Dia menatapku dengan mata bersinar-sinar, menggelengkan kepalanya, dan tersenyum, “Ai Qing, apa kamu tahu kalau ekspresimu yang tadi itu sangat bodoh? Tak peduli dari mana pun kamu berasal, kamu tetaplah wanita paling menakjubkan yang pernah Rajiva temui.”
Pipiku sudah tak terlalu panas, tapi mulutku masih tak bisa menutup. Tak bisa dipercaya, Kuil Seribu Buddha Kizil dibangun hanya dengan seperti itu! Kutampar pelan mulutku sebagai hukuman pada diri sendiri, diam-diam berjanji untuk tidak bicara sembrono lagi di masa depan. Bagaimana bisa aku menanggung kejahatan mengubah sejarah?
Aku berbalik dan menyadari bahwa tindakan menghukum diri sendiriku ketahuan oleh Rajiva. Apes banget! Dia tak mengatakan apa-apa tetapi matanya terlihat seperti sedang berusaha memecahkan teka-teki. Sejak saat itu, kubilang pada diriku sendiri agar tidak mengoceh terlalu banyak.

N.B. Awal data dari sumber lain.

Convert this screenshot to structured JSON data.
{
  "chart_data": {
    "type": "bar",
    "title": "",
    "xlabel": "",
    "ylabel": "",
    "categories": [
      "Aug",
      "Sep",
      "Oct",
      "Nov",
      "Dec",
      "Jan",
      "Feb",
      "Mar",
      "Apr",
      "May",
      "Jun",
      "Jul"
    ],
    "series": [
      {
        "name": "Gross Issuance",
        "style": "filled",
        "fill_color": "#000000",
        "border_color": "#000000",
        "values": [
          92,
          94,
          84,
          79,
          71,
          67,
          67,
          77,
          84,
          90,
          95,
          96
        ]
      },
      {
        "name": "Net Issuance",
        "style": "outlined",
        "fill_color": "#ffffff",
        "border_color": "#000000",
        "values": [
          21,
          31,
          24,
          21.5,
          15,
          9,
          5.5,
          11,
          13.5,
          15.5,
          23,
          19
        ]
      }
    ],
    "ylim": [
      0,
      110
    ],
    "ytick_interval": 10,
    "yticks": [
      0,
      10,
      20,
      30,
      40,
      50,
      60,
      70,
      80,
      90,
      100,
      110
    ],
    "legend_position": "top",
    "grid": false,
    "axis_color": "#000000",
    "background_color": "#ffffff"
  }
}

Akhirnya sampailah kami di Kucha. Pesta selamat datang yang menyambut kami lebih megah daripada waktu di Wensu. Dari kejauhan, sudah bisa terdengar lagu-lagu perayaannya. Ada tenda-tenda yang berderet membentang sejauh ratusan mil dari gerbang. Di depan setiap tenda berdiri seorang rahib tingkat senior, yang merangkapkan telapak tangan mereka saat kami mendekat. Rajiva dan Jiva langsung turun dan membalas salam formal itu. Mataku sendiri hanya tertuju pada rupang Buddha yang ada di dalam tenda-tenda itu. Aku berharap ada metode untuk mengawetkan mereka sampai ke masa modern!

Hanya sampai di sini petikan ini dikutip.